John Tortorella doesn’t “give a sh*t” if NHL player mics pick up profanity
John Tortorella doesn’t give a sh*t. He doesn’t give a sh*t about selfies. He doesn’t give a sh*t about the league office. He doesn’t give a sh*t about gratifying his team’s fragile egos or sugarcoating gastrointestinal issues, and he certainly doesn’t give a sh*t about profanity. So when asked if he was concerned about mic’d-up players using naughty words when the NHL returns in August, well, you can probably guess what he had to say.
Honestly not sure where this journalist thought he was or who he was talking to.
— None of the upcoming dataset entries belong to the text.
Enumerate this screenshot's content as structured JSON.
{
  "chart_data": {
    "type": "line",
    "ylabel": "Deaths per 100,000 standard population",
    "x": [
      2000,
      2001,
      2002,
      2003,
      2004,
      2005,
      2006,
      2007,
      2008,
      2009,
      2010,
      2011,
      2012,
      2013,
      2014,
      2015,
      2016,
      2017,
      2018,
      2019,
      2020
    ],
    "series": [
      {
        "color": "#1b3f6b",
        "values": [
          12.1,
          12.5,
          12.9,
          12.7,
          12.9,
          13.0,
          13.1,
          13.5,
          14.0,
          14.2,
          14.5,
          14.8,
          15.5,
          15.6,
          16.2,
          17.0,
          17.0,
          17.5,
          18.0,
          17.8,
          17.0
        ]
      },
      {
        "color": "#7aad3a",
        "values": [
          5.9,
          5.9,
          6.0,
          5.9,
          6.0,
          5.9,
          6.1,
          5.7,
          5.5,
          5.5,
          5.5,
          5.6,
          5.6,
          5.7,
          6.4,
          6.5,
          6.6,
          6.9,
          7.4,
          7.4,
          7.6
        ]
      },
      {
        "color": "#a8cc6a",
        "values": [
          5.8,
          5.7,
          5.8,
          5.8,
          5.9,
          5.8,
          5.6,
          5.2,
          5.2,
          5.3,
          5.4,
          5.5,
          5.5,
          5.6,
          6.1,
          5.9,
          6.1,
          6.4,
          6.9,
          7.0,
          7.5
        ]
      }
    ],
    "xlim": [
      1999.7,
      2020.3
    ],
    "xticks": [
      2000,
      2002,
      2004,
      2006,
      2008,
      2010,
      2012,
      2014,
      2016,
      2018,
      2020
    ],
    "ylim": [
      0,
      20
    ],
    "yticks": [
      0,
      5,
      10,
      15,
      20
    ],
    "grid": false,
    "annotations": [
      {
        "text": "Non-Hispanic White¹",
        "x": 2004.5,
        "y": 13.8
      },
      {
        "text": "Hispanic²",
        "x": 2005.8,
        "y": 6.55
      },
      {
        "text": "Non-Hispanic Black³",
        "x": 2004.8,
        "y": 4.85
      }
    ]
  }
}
This ain’t Disney World, chief, and Torts sure as hell ain’t Mickey Mouse. If bad words offend you, maybe hockey isn’t for you. (We hear this golf thing is pretty cool though.)
You also have to wonder if there aren’t more pressing issues at hand than the NHL’s plan to mic up players when pucks drop August 1. Sports occupy a fascinating place in the broader American discourse right now. Surely an employee paid to ask questions can come up with something better than “but what about the cursing, Torts?”
If the goal was to elicit an entertaining answer, however, then we have to thank this brave hero for his sacrifice. Without him, the world would be suffering through yet another week of no Torts, and Lord Stanley knows we’ve had too many of those lately.